Because so many parents contacted the Carroll County Public School System over the issue, Dana Falls, director of student services, decided to contact the state for clarification.

When he didn’t get the answer he needed from the state, he decided to have the parents contact the state themselves.

“I couldn’t get the right answer through my repeated calls leaving messages, so we put the state superintendent’s number as a point of contact for our parents,” said Falls.

A few days later, he got the answer.

“Contrary to information received by our school system by Maryland State Department of Education staff, Dr. Sadusky stated that the state has not mandated that local school systems collect student SSNs,” said Falls on the Carroll County Public School System website following an e-mail from the state superintendent.

As a result, the county school system decided to shred any remaining documents from the request, purging the computer files where the numbers were saved and deleting records of the Social Security numbers of more than 8,000 of the 27,000 county students whose information was submitted by their parents.

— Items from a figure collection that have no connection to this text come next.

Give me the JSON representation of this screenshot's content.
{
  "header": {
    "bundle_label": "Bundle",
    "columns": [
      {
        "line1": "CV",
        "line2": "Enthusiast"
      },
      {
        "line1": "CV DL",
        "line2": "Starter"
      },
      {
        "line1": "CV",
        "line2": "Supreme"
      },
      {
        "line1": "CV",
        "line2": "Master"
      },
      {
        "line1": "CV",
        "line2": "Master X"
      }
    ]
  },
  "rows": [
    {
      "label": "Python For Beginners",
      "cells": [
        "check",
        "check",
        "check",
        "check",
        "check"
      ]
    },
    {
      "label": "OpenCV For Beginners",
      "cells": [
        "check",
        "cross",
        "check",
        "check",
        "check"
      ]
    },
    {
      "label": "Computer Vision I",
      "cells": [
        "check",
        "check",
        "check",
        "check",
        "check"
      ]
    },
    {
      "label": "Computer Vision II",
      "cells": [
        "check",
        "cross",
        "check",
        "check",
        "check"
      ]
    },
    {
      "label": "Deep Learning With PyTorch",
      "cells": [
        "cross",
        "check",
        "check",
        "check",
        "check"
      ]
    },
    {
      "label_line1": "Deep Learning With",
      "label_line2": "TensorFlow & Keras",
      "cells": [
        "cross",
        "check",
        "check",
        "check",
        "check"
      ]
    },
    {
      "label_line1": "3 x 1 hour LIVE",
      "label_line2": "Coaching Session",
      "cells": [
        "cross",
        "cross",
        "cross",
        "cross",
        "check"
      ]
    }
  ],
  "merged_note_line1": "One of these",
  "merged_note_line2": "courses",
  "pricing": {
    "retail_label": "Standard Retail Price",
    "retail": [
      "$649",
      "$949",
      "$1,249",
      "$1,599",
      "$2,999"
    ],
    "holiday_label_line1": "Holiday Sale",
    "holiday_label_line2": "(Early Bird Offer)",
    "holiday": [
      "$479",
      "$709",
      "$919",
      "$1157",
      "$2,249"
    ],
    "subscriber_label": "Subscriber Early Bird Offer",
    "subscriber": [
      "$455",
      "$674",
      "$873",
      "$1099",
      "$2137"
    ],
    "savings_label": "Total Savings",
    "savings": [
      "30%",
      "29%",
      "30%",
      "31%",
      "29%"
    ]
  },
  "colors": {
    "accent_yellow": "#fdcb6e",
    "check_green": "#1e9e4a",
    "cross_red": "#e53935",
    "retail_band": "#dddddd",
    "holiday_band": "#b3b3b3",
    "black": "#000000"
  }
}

“From the county level we made the decision that they were not something that we needed to hold onto,” said Falls. “At this point if by chance the state department did decide that they needed that information, we would be starting from scratch.

“Staff in a number of different departments heard the same message as we did and it was added to the state records manual,” he said about the SSN collection announced last year.

“I’m grateful that the community responded in the way that they did and got us the clarification we needed,” said Falls.